Europe’s festering debt crisis takes a toll on Korea’s exports, which take up about half of the nation’s gross domestic product. Domestic consumption remains listless amid mushrooming household debt and delays in corporate investment.
The local currency’s sharp appreciation is fueling worries for exporters. The won reached a 13-month high of 1,090 against the greenback on October 31, supposedly prompting the government to intervene for at least two days last week.
China is Korea’s biggest trade partner, taking up more than a quarter of the entire outbound shipments, while Korea is China’s third largest.
Bilateral trade volume totalled $220 billion last year, a 35-fold increase since in 1992 when the two countries established diplomatic relations.
It is also Korea’s second-largest investment destination after the US, surpassing $50 billion in 2011, official data shows.
“China has had a substantial, positive impact on the Korean economy. Korea is one of the biggest beneficiaries of China’s economic emergence, alongside Taiwan,” said Om Jung-myung, a senior researcher at Samsung Economic Research Institute in Seoul.
In the long term, China’s new direction could provide new chances for Korea as the market expands and more customers come along, he said.
“But given that Korea had viewed China as a manufacturing base rather than market opportunities, it will create a win-win situation only if Korea takes on structural changes in its approach to the Chinese market,” he added.
With trade remaining the bellwether for the two emerging economies, Korea and China have been pushing for a free trade agreement.
The two countries consider duty-slashing deals as a catalyst for trade and foreign investment in the face of withering consumer spending and government budget.

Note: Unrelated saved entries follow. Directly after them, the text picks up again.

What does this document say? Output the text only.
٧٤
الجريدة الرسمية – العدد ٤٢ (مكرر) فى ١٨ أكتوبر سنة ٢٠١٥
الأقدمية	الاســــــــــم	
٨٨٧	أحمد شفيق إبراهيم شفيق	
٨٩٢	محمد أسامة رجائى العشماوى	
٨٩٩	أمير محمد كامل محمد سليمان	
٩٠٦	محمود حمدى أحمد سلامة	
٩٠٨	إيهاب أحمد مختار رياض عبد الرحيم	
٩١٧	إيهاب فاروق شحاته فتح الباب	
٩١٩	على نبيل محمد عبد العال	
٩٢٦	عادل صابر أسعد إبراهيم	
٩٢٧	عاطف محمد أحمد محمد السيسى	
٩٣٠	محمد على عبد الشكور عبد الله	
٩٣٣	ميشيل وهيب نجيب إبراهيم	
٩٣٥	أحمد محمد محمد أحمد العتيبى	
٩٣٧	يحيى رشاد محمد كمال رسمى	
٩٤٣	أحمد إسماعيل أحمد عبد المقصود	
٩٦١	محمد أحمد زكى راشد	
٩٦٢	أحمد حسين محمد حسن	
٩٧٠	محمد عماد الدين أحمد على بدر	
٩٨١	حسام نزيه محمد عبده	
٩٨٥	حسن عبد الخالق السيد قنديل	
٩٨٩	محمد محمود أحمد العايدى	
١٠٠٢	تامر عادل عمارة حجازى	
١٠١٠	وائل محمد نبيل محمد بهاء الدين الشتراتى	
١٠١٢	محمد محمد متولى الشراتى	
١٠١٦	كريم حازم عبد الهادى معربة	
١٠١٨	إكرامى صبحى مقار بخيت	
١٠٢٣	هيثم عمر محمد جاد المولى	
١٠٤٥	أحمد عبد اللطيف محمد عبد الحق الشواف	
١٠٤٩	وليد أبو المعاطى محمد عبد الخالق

Last week, officials from both sides concluded their fourth meeting since they announced the launch of negotiations in May.
The process appears to have been quickened by the FTA between Korea and the US that came into force in March. If effectuated, the Korea-China deal would enable some 25,000 Korean firms in China to cater to the local market instead of exporting Chinese-made goods.
Meanwhile, China plans to begin talks to create a free-trade bloc with 16 Asia-Pacific countries, Korea’s Trade Minister Bark Tae-ho said Monday in Geneva.
The Regional Comprehensive Economic Partnership, to be formally introduced at the Asean summit in Phnom Penh later this month, aims to lower trade barriers across the region by the end of 2015. Its members are the 10-nation Asean and Korea, China, India, Japan, Australia and New Zealand, representing 28 per cent of the world’s GDP.
The initiative was based on an envisioned trilateral pact between Korea, China and Japan and scaled up with the support of the Southeast Asian club, Bark said.
The new community is also seen as a response to the Washington-led Trans-Pacific Partnership, an 11-nation league that includes Korea and Japan but excludes China.
“China’s position on this economic integration in East Asia was pushed by the TPP,” Bark said during a lecture in the Swiss city.
“In the past, China didn’t want to have Asean plus six, they only wanted plus three. Japan preferred Asean plus six. China preferred anything without the United States. I don’t know how much they hope to get but they want to do it because of the TPP.”
Seoul has separate FTAs with 44 other partners including the European Union, Asean, India and Chile.
China has clinched similar pacts with Asean, Australia, New Zealand, Hong Kong and Macau, Taiwan and Chile since the late 1990s.